I got home last Monday. Since then, I’ve slowly been adjusting back to the American way of life; I’ve returned with a smaller appetite and a clarified sense of place in the world, among other things. What I didn’t gain, nay, what I lost, was patience for the trivialities that line and frame our national consciousness and displace discussion of fundamental problems in our society. While abroad I could disconnect completely from American media, but here I have to occasionally tune in out of sick fascination, like watching a manned spacecraft explode in the sky. Phrases like “War on Christmas” and “Tea Party Movement” fill me with knee-jerk reactions of rage and make me want to sear my eyes shut with hot glue, or at least inhale enough to be whisked away to an idyllic world that values truth.
It’s not as if my only window to Middle America and its misguided ideas is TV; I live in Wal-Mart territory, flat land deep in the American South crisscrossed by Ford F150’s and boxy retail stores. When I’m in public I often hear either right wing propaganda or sensationalist discussion far removed from reality and I have to strain hard to keep my mouth shut. How has it been so easy to keep people blind to what has actually been going on?
Let’s feel a little truth first:
- A quarter of America’s income is earned by the top 1%, in part thanks to increased ‘financialization’ in the economy, i.e., more companies broadening their financial sectors to turn a profit. One example is Enron – right before it collapsed it was making way more money through derivatives trading than its goods & services market. Those who gain from such practices are already part of the wealthy classes and know how to manipulate money, and consequently “two-thirds of the country’s total gains in the five years to 2007 accrued to the top 1%, whereas the bottom 90th percentile saw only 12% of the extra income.”
- Median household income in 2008 was $50,303, while in 1998 it was $51,295.
- President Bush’s 1.3 trillion dollar tax cuts benefitted the super rich (families earning over $1 million) far more than anybody else. Fortunately, they will expire in 2010.
- The ratio of CEO-to-worker pay in 1978 was 35 to 1; in 2008 it was a nauseating 319 to 1
- At least 1.6 million people are imprisoned in state or federal prison in the United States, a population increase of about 300% since 1980 and putting us second only to China in most citizens incarcerated.

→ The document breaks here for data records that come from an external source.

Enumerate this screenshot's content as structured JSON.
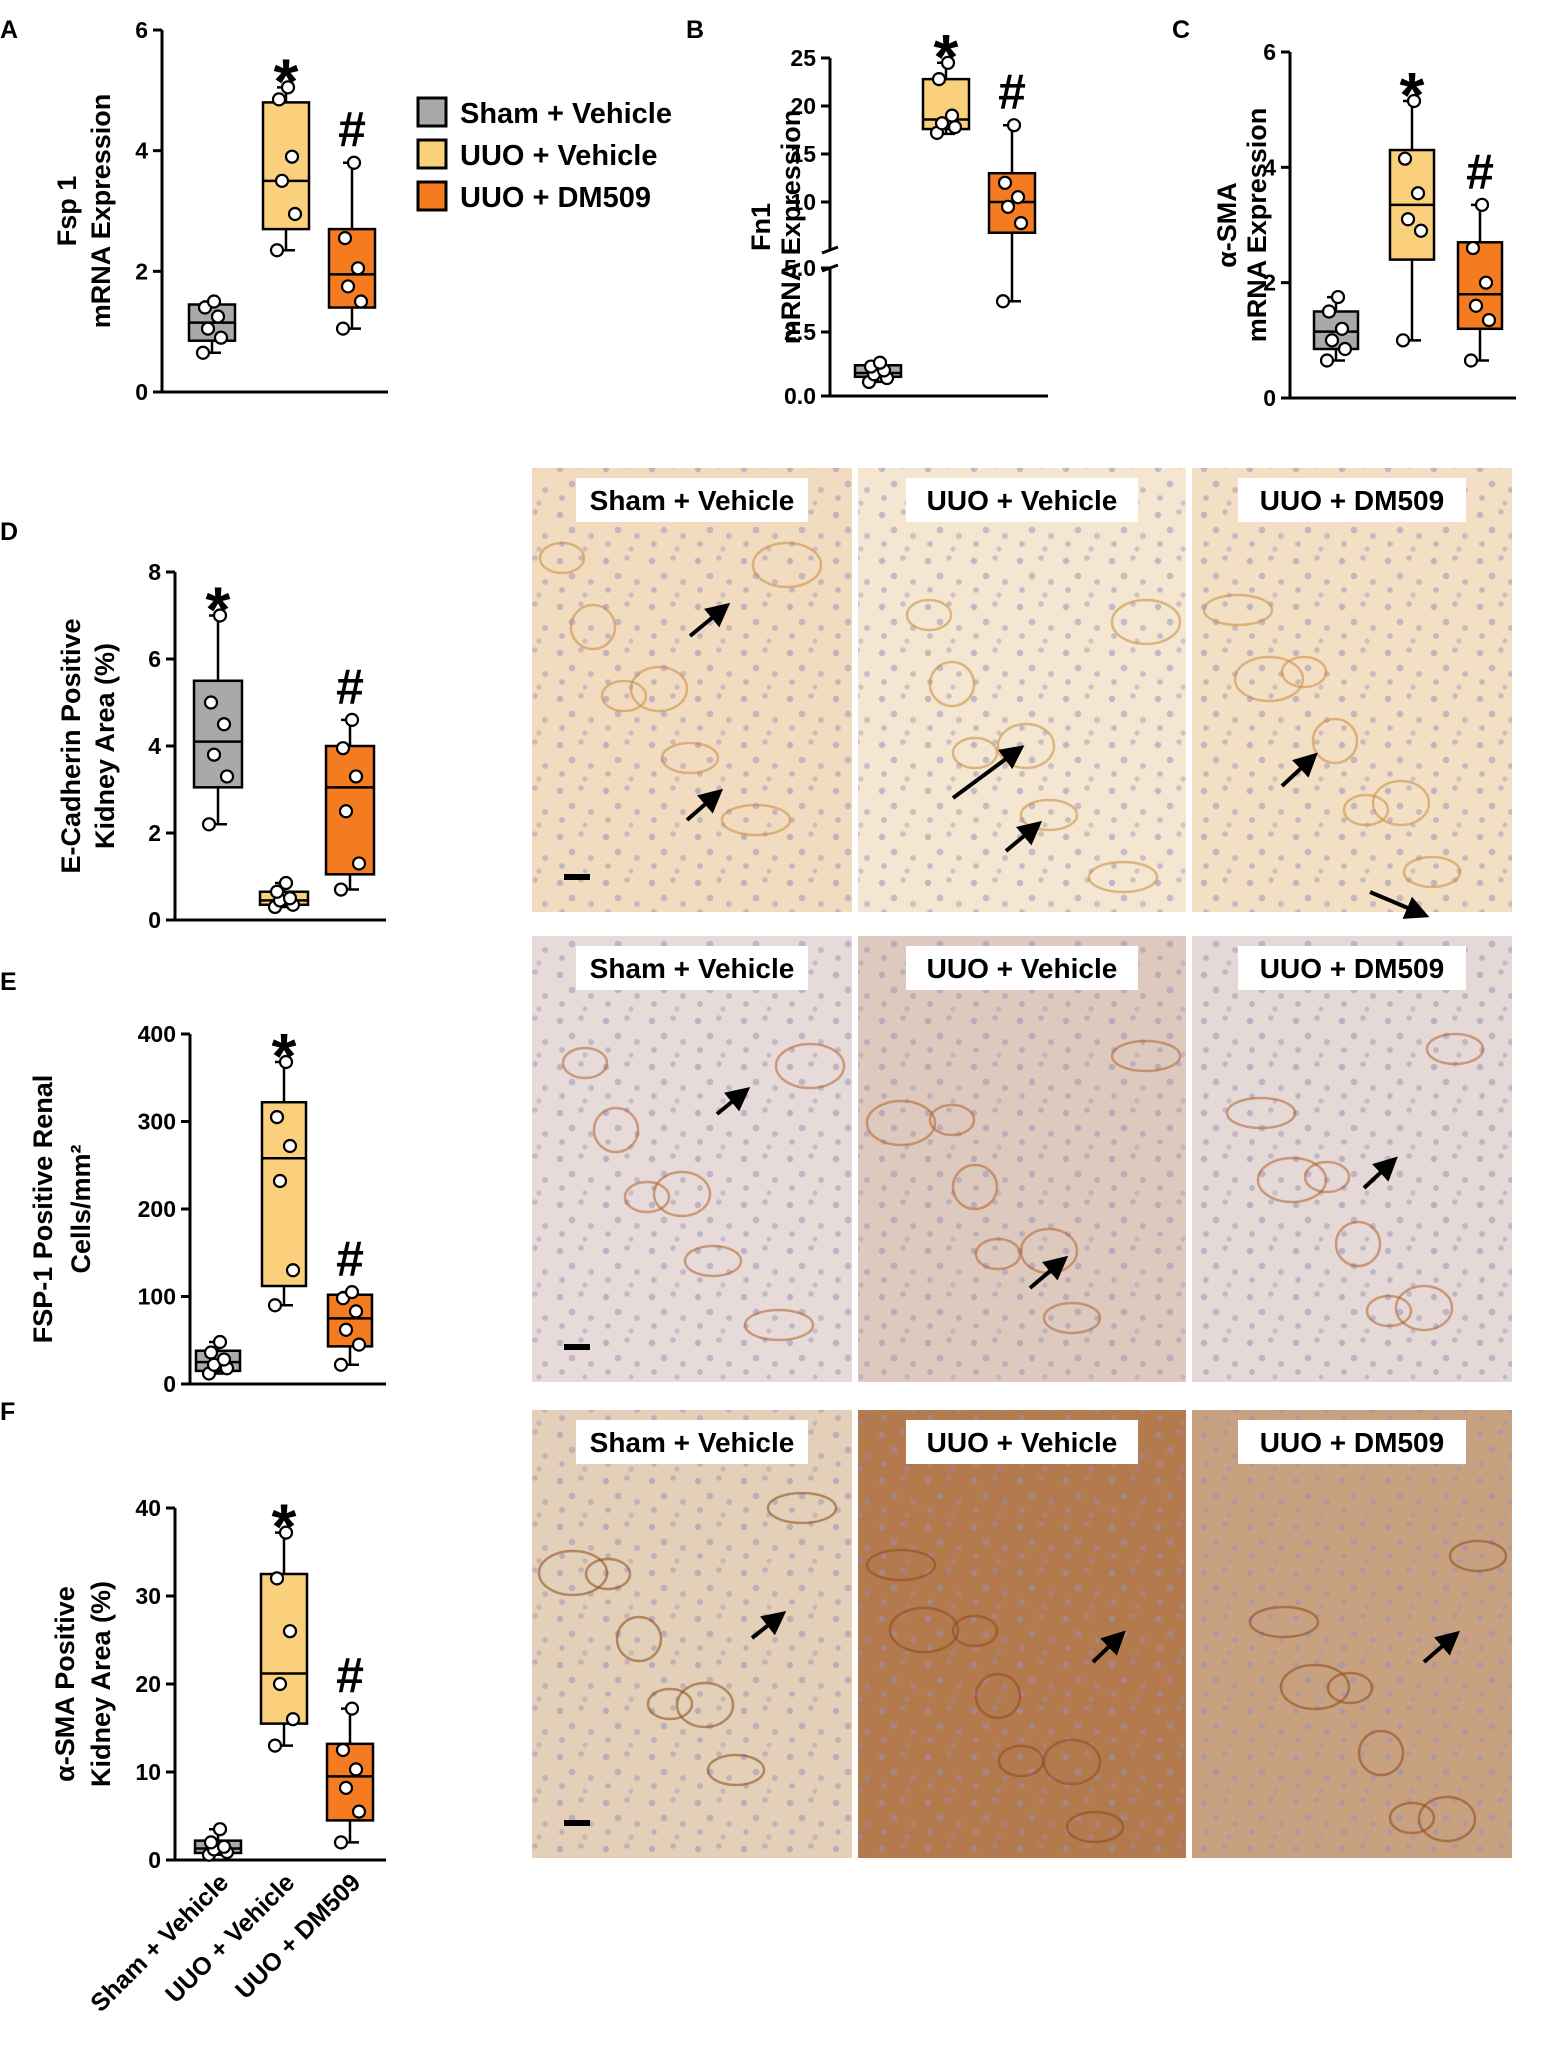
{
  "legend": [
    {
      "label": "Sham + Vehicle",
      "color": "#a9a9a9"
    },
    {
      "label": "UUO + Vehicle",
      "color": "#fbd07c"
    },
    {
      "label": "UUO + DM509",
      "color": "#f47b20"
    }
  ],
  "chart_data": [
    {
      "panel": "A",
      "type": "box",
      "ylabel_lines": [
        "Fsp 1",
        "mRNA Expression"
      ],
      "ylim": [
        0,
        6
      ],
      "yticks": [
        "0",
        "2",
        "4",
        "6"
      ],
      "categories": [
        "Sham + Vehicle",
        "UUO + Vehicle",
        "UUO + DM509"
      ],
      "series": [
        {
          "name": "Sham + Vehicle",
          "min": 0.65,
          "q1": 0.85,
          "median": 1.15,
          "q3": 1.45,
          "max": 1.5,
          "points": [
            0.65,
            0.9,
            1.05,
            1.25,
            1.4,
            1.5
          ]
        },
        {
          "name": "UUO + Vehicle",
          "min": 2.35,
          "q1": 2.7,
          "median": 3.5,
          "q3": 4.8,
          "max": 5.05,
          "points": [
            2.35,
            2.95,
            3.5,
            3.9,
            4.85,
            5.05
          ]
        },
        {
          "name": "UUO + DM509",
          "min": 1.05,
          "q1": 1.4,
          "median": 1.95,
          "q3": 2.7,
          "max": 3.8,
          "points": [
            1.05,
            1.5,
            1.75,
            2.05,
            2.55,
            3.8
          ]
        }
      ],
      "markers": [
        {
          "category": 1,
          "symbol": "*"
        },
        {
          "category": 2,
          "symbol": "#"
        }
      ]
    },
    {
      "panel": "B",
      "type": "box",
      "ylabel_lines": [
        "Fn1",
        "mRNA Expression"
      ],
      "axis_break": {
        "lower": [
          0,
          5
        ],
        "upper": [
          5,
          25
        ]
      },
      "yticks_lower": [
        "0.0",
        "2.5",
        "5.0"
      ],
      "yticks_upper": [
        "10",
        "15",
        "20",
        "25"
      ],
      "categories": [
        "Sham + Vehicle",
        "UUO + Vehicle",
        "UUO + DM509"
      ],
      "series": [
        {
          "name": "Sham + Vehicle",
          "min": 0.55,
          "q1": 0.75,
          "median": 0.9,
          "q3": 1.2,
          "max": 1.35,
          "points": [
            0.55,
            0.7,
            0.85,
            1.0,
            1.15,
            1.3
          ]
        },
        {
          "name": "UUO + Vehicle",
          "min": 17.1,
          "q1": 17.6,
          "median": 18.6,
          "q3": 22.8,
          "max": 24.5,
          "points": [
            17.2,
            17.8,
            18.2,
            19.0,
            22.8,
            24.5
          ]
        },
        {
          "name": "UUO + DM509",
          "min": 3.7,
          "q1": 6.8,
          "median": 10.0,
          "q3": 13.0,
          "max": 18.0,
          "points": [
            3.7,
            7.8,
            9.5,
            10.5,
            12.0,
            18.0
          ]
        }
      ],
      "markers": [
        {
          "category": 1,
          "symbol": "*"
        },
        {
          "category": 2,
          "symbol": "#"
        }
      ]
    },
    {
      "panel": "C",
      "type": "box",
      "ylabel_lines": [
        "α-SMA",
        "mRNA Expression"
      ],
      "ylim": [
        0,
        6
      ],
      "yticks": [
        "0",
        "2",
        "4",
        "6"
      ],
      "categories": [
        "Sham + Vehicle",
        "UUO + Vehicle",
        "UUO + DM509"
      ],
      "series": [
        {
          "name": "Sham + Vehicle",
          "min": 0.65,
          "q1": 0.85,
          "median": 1.15,
          "q3": 1.5,
          "max": 1.75,
          "points": [
            0.65,
            0.85,
            1.0,
            1.2,
            1.5,
            1.75
          ]
        },
        {
          "name": "UUO + Vehicle",
          "min": 1.0,
          "q1": 2.4,
          "median": 3.35,
          "q3": 4.3,
          "max": 5.15,
          "points": [
            1.0,
            2.9,
            3.1,
            3.55,
            4.15,
            5.15
          ]
        },
        {
          "name": "UUO + DM509",
          "min": 0.65,
          "q1": 1.2,
          "median": 1.8,
          "q3": 2.7,
          "max": 3.35,
          "points": [
            0.65,
            1.35,
            1.6,
            2.0,
            2.6,
            3.35
          ]
        }
      ],
      "markers": [
        {
          "category": 1,
          "symbol": "*"
        },
        {
          "category": 2,
          "symbol": "#"
        }
      ]
    },
    {
      "panel": "D",
      "type": "box",
      "ylabel_lines": [
        "E-Cadherin Positive",
        "Kidney Area (%)"
      ],
      "ylim": [
        0,
        8
      ],
      "yticks": [
        "0",
        "2",
        "4",
        "6",
        "8"
      ],
      "categories": [
        "Sham + Vehicle",
        "UUO + Vehicle",
        "UUO + DM509"
      ],
      "series": [
        {
          "name": "Sham + Vehicle",
          "min": 2.2,
          "q1": 3.05,
          "median": 4.1,
          "q3": 5.5,
          "max": 7.0,
          "points": [
            2.2,
            3.3,
            3.8,
            4.5,
            5.0,
            7.0
          ]
        },
        {
          "name": "UUO + Vehicle",
          "min": 0.3,
          "q1": 0.35,
          "median": 0.45,
          "q3": 0.65,
          "max": 0.85,
          "points": [
            0.3,
            0.35,
            0.45,
            0.5,
            0.65,
            0.85
          ]
        },
        {
          "name": "UUO + DM509",
          "min": 0.7,
          "q1": 1.05,
          "median": 3.05,
          "q3": 4.0,
          "max": 4.6,
          "points": [
            0.7,
            1.3,
            2.5,
            3.3,
            3.95,
            4.6
          ]
        }
      ],
      "markers": [
        {
          "category": 0,
          "symbol": "*"
        },
        {
          "category": 2,
          "symbol": "#"
        }
      ]
    },
    {
      "panel": "E",
      "type": "box",
      "ylabel_lines": [
        "FSP-1 Positive Renal",
        "Cells/mm²"
      ],
      "ylim": [
        0,
        400
      ],
      "yticks": [
        "0",
        "100",
        "200",
        "300",
        "400"
      ],
      "categories": [
        "Sham + Vehicle",
        "UUO + Vehicle",
        "UUO + DM509"
      ],
      "series": [
        {
          "name": "Sham + Vehicle",
          "min": 12,
          "q1": 15,
          "median": 25,
          "q3": 38,
          "max": 48,
          "points": [
            12,
            18,
            22,
            28,
            36,
            48
          ]
        },
        {
          "name": "UUO + Vehicle",
          "min": 90,
          "q1": 112,
          "median": 258,
          "q3": 322,
          "max": 368,
          "points": [
            90,
            130,
            232,
            272,
            305,
            368
          ]
        },
        {
          "name": "UUO + DM509",
          "min": 22,
          "q1": 43,
          "median": 75,
          "q3": 102,
          "max": 105,
          "points": [
            22,
            45,
            62,
            83,
            98,
            105
          ]
        }
      ],
      "markers": [
        {
          "category": 1,
          "symbol": "*"
        },
        {
          "category": 2,
          "symbol": "#"
        }
      ]
    },
    {
      "panel": "F",
      "type": "box",
      "ylabel_lines": [
        "α-SMA Positive",
        "Kidney Area (%)"
      ],
      "ylim": [
        0,
        40
      ],
      "yticks": [
        "0",
        "10",
        "20",
        "30",
        "40"
      ],
      "categories": [
        "Sham + Vehicle",
        "UUO + Vehicle",
        "UUO + DM509"
      ],
      "series": [
        {
          "name": "Sham + Vehicle",
          "min": 0.6,
          "q1": 0.8,
          "median": 1.3,
          "q3": 2.2,
          "max": 3.5,
          "points": [
            0.6,
            0.9,
            1.2,
            1.5,
            2.0,
            3.5
          ]
        },
        {
          "name": "UUO + Vehicle",
          "min": 13,
          "q1": 15.5,
          "median": 21.2,
          "q3": 32.5,
          "max": 37.2,
          "points": [
            13,
            16,
            20,
            26,
            32,
            37.2
          ]
        },
        {
          "name": "UUO + DM509",
          "min": 2,
          "q1": 4.5,
          "median": 9.5,
          "q3": 13.2,
          "max": 17.2,
          "points": [
            2,
            5.5,
            8.2,
            10.3,
            12.5,
            17.2
          ]
        }
      ],
      "markers": [
        {
          "category": 1,
          "symbol": "*"
        },
        {
          "category": 2,
          "symbol": "#"
        }
      ],
      "x_tick_labels": [
        "Sham + Vehicle",
        "UUO + Vehicle",
        "UUO + DM509"
      ]
    }
  ],
  "micrographs": [
    {
      "row": "D",
      "labels": [
        "Sham + Vehicle",
        "UUO + Vehicle",
        "UUO + DM509"
      ],
      "stain": "e-cadherin",
      "tints": [
        "#f2dcc0",
        "#f4e6d0",
        "#f3dfc4"
      ]
    },
    {
      "row": "E",
      "labels": [
        "Sham + Vehicle",
        "UUO + Vehicle",
        "UUO + DM509"
      ],
      "stain": "fsp-1",
      "tints": [
        "#e6dbd9",
        "#ddc9bd",
        "#e4d9d6"
      ]
    },
    {
      "row": "F",
      "labels": [
        "Sham + Vehicle",
        "UUO + Vehicle",
        "UUO + DM509"
      ],
      "stain": "alpha-sma",
      "tints": [
        "#e4cfb8",
        "#b37a4e",
        "#c8a180"
      ]
    }
  ],
  "arrow_icon": "arrow-icon",
  "scale_bar_icon": "scale-bar-icon"
}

More things are criminalized, and those affected are mainly poor and dark.
Isn’t it obvious what’s going on? We’re smack in the middle of a heist, and a very tactical one at that. While we were sleeping the wealthiest in this country slithered through our bags and smacked us around like shaved pigs. The question is, who’s to blame for Middle America’s stunningly misguided perception of our current state of affairs? Why are so many people berating our President for “socialist” policies and generally ignoring the accelerated polarization of wealth that took place over the last thirty years, a phenomenon rooted in right wing policies?
Perhaps it’s too easy and pretentious to pin all of the blame on the media or a widespread educational deficit. In his essay “Autonomous Politics and its Problems,” Ezequiel Adamosky proposes that the reason people run to the right for answers is because, in an increasingly individualistic society where everyone and everything is perceived as a potential threat, the right is appealing as a force of order. Who knows what could happen or who might get hurt if America’s political institutions were uprooted from the very bottom? Beyond the general fear of change, these concerns are especially heightened when one discusses reform based around economic justice, considering how well right-wing elites have done for over sixty years in conjuring up images of Stalinist Russia whenever they feel the threat of populism (or even using populism to advance the capitalist cause, i.e. the entire Tea Party sham). The same group has also done a good job convincing Americans that we live in some imaginary free-market bazaar where nobody has any inherent advantages and everybody can be a millionaire if they try hard enough; a hope so desperate that nobody wants to risk letting go of it.
I feel Adamosky is too dismissive of the power of the wealthy to influence the media. If people simply wanted security then they’d be less enthusiastic about an economic system based on incessant boom-bust cycles in which there must always be a loser. Whatever the root of our collective misinformation, one cannot deny: it is in fact the weasels who continue serving us stiff drinks of jingoism and false security, and while we stumble around blindly they reach into our pockets, slipping out the back after we’ve thrown up all over ourselves.